Women in Horror Anthologies Revisited: Coda
Having slept on it, I've decided that it might be instructive to revisit yesterday's figures (click on link below), this time excluding the four paranormal romance volumes - Wolfsbane and Mistletoe, Home Improvement: Undead Edition, Those Who Fight Monsters and Damnation and Dames - as these score high when it comes to women writers and could skew the overall figures for horror.
On occasion I have reviewed the work of paranormal romance writers in Black Static (e.g. Charlaine Harris, Laurell K. Hamilton), as I've also reviewed crime fiction, slipstream and just about anything else that might be of interest to our readers, but at the same time I don't regard them as the true grue, and neither it appears do most bookshops who hive paranormal romance off into its own section.
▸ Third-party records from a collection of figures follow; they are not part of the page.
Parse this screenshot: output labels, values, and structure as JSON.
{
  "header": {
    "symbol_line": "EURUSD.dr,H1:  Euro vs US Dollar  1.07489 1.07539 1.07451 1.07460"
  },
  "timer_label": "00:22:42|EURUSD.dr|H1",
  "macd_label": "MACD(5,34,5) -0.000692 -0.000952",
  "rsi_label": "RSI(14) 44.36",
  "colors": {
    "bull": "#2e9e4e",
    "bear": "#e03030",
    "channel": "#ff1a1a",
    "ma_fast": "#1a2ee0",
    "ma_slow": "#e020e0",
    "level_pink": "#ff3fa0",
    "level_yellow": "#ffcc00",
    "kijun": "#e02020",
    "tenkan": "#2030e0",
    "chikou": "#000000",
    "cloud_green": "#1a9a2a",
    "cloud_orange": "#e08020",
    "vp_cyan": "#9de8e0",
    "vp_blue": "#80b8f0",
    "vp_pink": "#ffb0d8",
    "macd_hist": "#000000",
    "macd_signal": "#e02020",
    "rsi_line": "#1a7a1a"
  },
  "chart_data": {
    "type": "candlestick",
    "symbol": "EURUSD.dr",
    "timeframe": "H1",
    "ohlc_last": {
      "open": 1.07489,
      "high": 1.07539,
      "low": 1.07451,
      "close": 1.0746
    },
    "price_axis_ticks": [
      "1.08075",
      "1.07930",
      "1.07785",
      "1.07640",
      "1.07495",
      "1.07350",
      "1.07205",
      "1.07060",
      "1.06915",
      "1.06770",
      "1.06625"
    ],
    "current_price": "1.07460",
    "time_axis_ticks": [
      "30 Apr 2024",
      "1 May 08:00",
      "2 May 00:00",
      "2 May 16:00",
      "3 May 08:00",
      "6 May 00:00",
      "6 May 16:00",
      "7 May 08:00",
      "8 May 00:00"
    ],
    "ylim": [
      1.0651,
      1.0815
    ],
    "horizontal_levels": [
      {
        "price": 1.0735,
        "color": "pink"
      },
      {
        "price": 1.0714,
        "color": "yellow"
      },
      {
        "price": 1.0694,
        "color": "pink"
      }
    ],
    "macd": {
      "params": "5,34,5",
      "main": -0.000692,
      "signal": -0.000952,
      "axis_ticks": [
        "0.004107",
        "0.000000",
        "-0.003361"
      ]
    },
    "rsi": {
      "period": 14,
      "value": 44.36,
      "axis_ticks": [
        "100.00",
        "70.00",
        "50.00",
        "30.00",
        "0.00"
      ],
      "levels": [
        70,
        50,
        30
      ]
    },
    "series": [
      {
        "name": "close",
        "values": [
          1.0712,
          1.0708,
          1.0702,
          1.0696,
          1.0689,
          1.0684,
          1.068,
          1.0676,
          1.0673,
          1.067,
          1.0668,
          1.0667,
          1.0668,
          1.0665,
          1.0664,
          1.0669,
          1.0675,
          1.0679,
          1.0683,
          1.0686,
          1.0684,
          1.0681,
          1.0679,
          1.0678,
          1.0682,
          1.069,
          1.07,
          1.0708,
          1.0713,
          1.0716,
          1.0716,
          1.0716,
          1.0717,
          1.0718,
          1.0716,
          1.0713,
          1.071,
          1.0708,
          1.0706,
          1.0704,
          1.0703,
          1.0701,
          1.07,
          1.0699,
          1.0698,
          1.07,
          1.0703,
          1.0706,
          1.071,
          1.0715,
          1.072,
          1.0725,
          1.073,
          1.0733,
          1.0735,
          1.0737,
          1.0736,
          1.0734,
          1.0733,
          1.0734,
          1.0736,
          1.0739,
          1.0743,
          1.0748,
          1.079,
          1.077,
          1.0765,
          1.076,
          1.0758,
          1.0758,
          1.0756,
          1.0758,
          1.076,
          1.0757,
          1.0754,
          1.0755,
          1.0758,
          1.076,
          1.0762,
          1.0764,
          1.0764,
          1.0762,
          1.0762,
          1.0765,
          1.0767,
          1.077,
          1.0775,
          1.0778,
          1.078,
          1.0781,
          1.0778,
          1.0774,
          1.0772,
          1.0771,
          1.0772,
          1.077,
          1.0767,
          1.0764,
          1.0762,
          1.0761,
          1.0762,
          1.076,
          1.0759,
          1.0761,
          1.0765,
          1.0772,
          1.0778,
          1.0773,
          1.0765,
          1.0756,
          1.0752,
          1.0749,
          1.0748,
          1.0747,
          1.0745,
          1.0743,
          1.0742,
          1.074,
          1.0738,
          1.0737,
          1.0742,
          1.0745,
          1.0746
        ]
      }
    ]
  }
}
Besides, this way I get another blog post that will be ridiculously easy to write.
Overall then, without the paranormal romance titles, we have thirty two volumes containing 706 stories of which 168 (24%) were written or co-written by women.
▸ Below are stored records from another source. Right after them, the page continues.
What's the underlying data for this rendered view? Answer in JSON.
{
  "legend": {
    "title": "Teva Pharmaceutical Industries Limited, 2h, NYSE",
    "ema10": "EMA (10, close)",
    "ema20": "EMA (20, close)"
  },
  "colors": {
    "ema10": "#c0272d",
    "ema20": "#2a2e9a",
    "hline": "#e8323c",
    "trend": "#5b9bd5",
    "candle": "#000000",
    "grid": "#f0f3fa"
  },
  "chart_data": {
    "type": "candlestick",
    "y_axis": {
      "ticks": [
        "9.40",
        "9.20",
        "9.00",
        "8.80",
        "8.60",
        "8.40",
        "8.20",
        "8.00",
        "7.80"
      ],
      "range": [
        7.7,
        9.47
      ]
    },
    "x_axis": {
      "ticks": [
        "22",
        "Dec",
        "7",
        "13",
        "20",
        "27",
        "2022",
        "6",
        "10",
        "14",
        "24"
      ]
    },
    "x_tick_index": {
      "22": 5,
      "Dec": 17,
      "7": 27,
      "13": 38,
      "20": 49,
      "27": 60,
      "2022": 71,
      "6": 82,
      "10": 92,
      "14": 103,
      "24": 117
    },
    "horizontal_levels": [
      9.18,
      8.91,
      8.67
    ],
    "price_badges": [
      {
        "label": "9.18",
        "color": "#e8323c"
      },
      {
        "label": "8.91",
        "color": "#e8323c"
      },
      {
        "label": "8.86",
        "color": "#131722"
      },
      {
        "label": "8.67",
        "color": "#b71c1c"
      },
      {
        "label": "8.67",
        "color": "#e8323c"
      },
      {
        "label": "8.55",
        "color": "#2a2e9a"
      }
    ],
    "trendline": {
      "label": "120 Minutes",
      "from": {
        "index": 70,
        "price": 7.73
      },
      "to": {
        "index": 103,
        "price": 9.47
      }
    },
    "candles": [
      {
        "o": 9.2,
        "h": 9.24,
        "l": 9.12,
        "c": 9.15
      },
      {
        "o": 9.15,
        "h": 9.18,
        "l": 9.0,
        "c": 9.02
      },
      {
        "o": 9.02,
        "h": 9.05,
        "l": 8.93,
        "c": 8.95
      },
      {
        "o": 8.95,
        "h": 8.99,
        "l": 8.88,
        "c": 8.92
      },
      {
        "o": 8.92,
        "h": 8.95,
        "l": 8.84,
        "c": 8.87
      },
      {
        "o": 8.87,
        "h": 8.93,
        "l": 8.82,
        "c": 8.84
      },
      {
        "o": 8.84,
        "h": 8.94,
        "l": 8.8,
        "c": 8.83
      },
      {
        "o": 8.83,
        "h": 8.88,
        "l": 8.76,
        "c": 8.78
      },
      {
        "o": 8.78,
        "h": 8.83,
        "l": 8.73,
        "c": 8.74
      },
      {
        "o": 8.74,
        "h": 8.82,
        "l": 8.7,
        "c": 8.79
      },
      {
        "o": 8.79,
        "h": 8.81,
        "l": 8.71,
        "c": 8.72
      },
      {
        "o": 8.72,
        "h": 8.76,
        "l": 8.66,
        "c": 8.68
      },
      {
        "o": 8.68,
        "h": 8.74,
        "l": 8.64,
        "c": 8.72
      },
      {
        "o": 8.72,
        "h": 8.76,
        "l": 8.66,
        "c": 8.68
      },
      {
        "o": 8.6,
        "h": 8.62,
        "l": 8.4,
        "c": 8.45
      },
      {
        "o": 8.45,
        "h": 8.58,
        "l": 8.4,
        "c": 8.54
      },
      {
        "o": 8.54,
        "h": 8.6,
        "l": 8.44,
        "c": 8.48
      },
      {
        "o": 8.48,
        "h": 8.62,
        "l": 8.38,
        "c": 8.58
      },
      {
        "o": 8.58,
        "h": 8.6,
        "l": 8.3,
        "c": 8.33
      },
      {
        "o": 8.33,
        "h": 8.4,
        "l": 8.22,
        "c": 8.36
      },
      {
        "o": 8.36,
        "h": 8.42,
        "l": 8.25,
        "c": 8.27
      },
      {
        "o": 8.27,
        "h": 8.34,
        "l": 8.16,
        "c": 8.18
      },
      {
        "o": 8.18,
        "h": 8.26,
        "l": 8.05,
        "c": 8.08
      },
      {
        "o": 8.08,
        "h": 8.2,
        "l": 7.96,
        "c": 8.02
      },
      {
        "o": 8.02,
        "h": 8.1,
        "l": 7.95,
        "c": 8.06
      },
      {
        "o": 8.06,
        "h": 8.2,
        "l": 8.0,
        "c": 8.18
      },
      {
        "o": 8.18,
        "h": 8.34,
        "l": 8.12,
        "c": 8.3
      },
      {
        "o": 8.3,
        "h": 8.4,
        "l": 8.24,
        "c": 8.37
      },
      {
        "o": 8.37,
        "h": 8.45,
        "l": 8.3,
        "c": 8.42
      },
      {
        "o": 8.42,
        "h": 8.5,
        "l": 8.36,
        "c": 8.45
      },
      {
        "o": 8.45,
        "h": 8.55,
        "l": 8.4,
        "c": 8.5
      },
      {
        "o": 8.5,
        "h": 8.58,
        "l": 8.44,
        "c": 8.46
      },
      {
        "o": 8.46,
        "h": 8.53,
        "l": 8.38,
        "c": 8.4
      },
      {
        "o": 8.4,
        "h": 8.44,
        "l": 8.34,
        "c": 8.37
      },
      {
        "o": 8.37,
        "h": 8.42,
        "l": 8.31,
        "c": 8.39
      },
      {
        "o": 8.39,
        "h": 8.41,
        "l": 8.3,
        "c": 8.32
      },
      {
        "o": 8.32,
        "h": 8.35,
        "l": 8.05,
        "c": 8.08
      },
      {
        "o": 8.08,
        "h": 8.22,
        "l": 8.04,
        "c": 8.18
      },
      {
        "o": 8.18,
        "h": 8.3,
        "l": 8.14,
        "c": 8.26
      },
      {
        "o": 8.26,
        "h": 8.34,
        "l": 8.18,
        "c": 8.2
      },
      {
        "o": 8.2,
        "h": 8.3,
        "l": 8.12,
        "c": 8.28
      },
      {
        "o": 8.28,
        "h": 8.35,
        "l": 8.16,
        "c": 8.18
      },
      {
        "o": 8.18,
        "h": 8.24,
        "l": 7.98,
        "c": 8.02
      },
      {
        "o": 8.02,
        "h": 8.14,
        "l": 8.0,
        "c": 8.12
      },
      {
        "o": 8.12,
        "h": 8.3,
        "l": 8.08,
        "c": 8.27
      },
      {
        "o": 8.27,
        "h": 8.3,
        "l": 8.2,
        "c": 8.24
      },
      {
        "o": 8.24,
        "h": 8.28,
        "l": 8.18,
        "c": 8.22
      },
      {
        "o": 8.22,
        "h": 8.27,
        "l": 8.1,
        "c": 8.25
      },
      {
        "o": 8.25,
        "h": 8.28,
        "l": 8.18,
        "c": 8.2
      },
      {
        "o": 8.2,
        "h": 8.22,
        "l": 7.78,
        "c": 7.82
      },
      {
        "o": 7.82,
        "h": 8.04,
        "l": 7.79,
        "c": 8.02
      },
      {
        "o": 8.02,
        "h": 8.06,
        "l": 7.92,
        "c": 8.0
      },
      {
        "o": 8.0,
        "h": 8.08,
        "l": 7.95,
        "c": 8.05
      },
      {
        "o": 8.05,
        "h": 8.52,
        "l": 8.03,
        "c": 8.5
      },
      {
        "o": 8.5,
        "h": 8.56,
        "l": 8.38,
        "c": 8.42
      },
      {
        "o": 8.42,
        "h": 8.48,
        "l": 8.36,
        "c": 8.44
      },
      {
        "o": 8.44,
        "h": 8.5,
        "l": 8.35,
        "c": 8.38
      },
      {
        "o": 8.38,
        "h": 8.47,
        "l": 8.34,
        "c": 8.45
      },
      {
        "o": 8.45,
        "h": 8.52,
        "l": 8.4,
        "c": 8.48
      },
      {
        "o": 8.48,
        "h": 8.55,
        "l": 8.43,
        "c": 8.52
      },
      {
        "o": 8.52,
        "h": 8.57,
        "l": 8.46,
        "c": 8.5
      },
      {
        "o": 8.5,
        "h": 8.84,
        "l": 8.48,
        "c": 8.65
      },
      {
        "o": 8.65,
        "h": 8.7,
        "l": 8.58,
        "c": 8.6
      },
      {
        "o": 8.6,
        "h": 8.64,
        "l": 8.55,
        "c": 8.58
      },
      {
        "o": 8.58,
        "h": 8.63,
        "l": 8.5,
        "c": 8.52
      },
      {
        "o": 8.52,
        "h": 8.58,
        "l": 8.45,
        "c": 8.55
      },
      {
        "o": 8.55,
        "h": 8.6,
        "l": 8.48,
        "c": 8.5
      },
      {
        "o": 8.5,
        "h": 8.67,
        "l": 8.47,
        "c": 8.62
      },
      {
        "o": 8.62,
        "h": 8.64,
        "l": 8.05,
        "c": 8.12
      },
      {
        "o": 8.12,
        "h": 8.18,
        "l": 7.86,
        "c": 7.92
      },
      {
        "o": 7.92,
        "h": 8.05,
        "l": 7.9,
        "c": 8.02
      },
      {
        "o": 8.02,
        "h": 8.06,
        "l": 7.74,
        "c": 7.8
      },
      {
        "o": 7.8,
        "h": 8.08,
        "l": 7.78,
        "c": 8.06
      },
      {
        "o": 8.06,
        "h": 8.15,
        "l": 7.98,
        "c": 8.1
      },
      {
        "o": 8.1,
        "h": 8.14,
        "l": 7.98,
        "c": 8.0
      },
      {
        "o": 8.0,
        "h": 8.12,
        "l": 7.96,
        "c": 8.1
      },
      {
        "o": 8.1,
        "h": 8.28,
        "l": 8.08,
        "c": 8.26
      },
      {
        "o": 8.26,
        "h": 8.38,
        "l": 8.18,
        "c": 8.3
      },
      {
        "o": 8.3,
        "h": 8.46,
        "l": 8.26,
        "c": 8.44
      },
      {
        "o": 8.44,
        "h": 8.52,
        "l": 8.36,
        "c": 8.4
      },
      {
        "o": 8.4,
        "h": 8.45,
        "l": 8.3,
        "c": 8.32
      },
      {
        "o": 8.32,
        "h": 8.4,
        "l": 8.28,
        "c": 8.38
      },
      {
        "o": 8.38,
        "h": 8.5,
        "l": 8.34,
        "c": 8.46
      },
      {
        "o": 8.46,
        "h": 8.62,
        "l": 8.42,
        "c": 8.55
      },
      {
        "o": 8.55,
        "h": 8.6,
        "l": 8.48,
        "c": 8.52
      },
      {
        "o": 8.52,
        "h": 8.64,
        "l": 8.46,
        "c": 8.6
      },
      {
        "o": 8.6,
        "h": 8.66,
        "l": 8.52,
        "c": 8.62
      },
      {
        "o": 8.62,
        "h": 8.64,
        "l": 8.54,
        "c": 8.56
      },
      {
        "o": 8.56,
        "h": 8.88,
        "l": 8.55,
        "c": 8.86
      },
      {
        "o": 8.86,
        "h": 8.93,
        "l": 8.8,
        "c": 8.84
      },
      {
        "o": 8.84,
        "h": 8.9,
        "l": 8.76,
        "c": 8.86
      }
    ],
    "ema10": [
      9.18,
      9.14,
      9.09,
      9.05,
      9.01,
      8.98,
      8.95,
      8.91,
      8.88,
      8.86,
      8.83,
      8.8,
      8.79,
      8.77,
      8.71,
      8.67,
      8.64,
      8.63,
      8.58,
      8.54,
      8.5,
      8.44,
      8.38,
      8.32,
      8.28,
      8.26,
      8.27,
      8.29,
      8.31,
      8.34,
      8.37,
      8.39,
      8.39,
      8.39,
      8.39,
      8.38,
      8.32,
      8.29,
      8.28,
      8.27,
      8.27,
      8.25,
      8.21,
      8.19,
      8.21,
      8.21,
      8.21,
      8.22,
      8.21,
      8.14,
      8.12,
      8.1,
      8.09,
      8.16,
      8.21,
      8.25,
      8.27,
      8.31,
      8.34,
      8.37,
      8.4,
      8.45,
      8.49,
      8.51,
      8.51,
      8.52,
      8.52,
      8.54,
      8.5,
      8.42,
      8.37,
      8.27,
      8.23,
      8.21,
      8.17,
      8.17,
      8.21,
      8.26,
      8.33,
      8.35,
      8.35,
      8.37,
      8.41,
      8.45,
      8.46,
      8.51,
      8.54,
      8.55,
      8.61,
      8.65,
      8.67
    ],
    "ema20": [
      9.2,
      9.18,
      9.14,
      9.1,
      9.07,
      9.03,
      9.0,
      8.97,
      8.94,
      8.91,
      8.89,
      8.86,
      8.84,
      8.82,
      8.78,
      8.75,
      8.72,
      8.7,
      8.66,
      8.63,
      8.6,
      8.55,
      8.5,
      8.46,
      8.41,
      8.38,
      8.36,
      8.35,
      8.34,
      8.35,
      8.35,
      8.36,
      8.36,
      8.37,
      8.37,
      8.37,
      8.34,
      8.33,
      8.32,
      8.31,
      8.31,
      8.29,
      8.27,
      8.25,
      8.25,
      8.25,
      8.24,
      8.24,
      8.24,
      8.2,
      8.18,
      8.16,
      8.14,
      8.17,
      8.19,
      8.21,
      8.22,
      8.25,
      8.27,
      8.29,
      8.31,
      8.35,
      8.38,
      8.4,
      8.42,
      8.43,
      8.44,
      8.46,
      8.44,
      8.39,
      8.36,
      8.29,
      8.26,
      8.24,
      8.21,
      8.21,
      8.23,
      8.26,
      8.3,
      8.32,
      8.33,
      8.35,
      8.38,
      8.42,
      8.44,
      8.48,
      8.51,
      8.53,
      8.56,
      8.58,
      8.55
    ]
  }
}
And when we exclude the nine volumes that are reissues or include reprints, so that only fresh material is taken into account, we are left with twenty three volumes containing a total of 477 stories, of which 117 are written or co-written by women (25%).
Breaking it down by country, we now have:-
Australia 21 out of 48 44%
Canada 17 out of 52 33%
US 68 out of 276 25%
UK 62 out of 330 19%
Excluding the reprint volumes, the figure for the US goes up to 38 out of 121 (31%), while that for the UK drops to 41 out of 256 (16%).
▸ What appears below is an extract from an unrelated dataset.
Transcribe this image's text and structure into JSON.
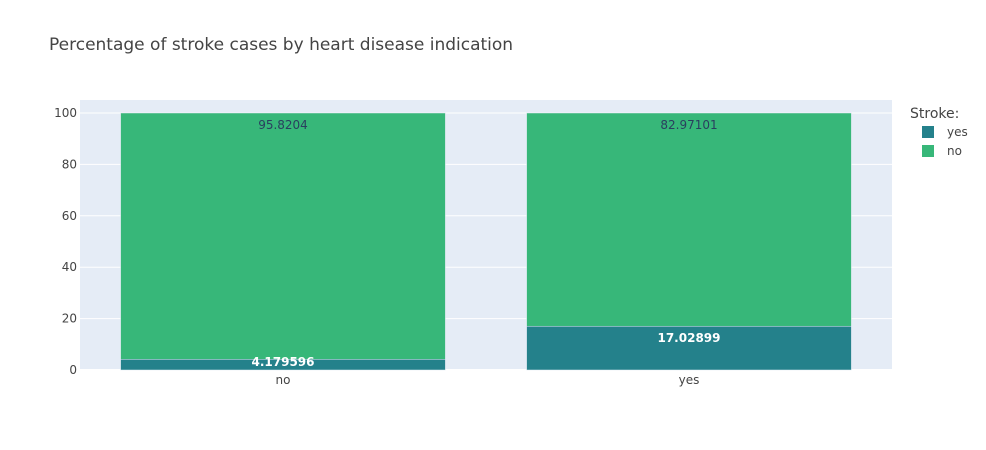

Finally, breaking it down by gender of the editor:-
Male editor(s) 116 out of 554 (21%)
Female editor(s) 52 out of 152 (34%)
When reprint material is excluded, the figure for female editors rises to 37% (35 out of 95), while that for male editors remains at 21% (82 out of 382).
There are many variables here and, as I observed back in October 2010 when I first did this exercise, the sampling is probably too small to be statistically significant. Also I'm sure publishers, at least the sensible ones, take into account who will be reviewing their work, and my own gender may be a factor in determining what titles I'm sent.
Nonetheless I think it is possible to draw a few tentative conclusions based on this sampling:-
1) Fewer women are being published in horror anthologies than men
2) Women are published more frequently in the paranormal romance genre than horror
3) Anthologies edited by women will on average contain over 50% more fiction by women than those edited by men
4) Far fewer women are being published in horror anthologies in the UK than in the US, Canada and Australia
To say whether any of this is down to gender/cultural bias or simply a reflection of what women are writing and sending out for publication will take a wiser head than mine.